Hij stierf gelaten, kalm, vroom, in de armen van zijne bedroefde ouders, zijn zuster en broeder. De koning en koningin, zijn oom en tante omhelsden hem voor het laatst; 't was hun of zij ten tweeden male hun zoon verloren. Misschien was Boudewijn ook bestemd het eens te worden door zijn huwelijk met hun dochter prinses Clementine.
En toen de grauwe winterzon over België opging was zijn ‘Prinske’ gestorven! Weer had de dood aan koningen en volkeren een groote les geleerd; welsprekender dan alle redenaars over gelijkheid en recht voor allen, toonde de groote Gelijkmaker aan, hoe noch door schildwachten, noch door koninklijke poorten, den geduchten vijand te verjagen is, hoe hij met denzelfden voet de hooge torens en de lage hutten omverwerpt, daar er voor hem waarlijk geen verschil bestaat tusschen het koninklijke paleis en de arme stulp!
Bij het sterfbed harer kinderen zijn alle moeders gelijk, maar de gravin van Vlaanderen had nog bovendien een zware taak. Zij mocht niet weenen, voor haar nog zeer zieke dochter, die er geen vermoeden van had dat haar oudste broeder, haar liefde en trots, er niet meer was; zij verwisselde zelfs haar rouwgewaad in gewone kleeding om glimlachend en opgeruimd voor haar ziekbed te verschijnen.

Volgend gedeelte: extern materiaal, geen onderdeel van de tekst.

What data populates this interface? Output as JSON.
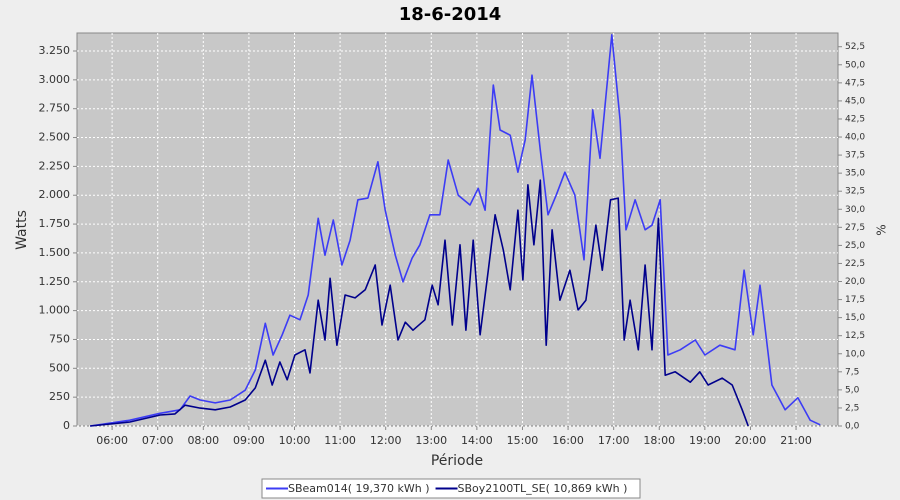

Zwaar zijn de beide Nederlanden dezen winter getroffen. Holland verloor met zijn ouden koning den laatsten van zijn stam, België met zijn 21-jarige kroonprins zijn voornaamste hoop op de toekomst.
Nog heeft het echter een prins: de vijftienjarige Albrecht. Zal hij evenwel dien troon bestijgen, of zal ook hij het noodlot der kroonprinsen niet ontgaan?
‘Bewaar dien immortellenkrans goed,’ moet de grijze Leopold II op somberen toon gezegd hebben, terwijl hij op de reusachtige kroon wees, die de lijkbaar van zijn neef versierde, ‘wie weet hoe spoedig hij voor mij moet dienen!’
God beware ons zwaar beproefd zusterland nog lang voor zulk een slag!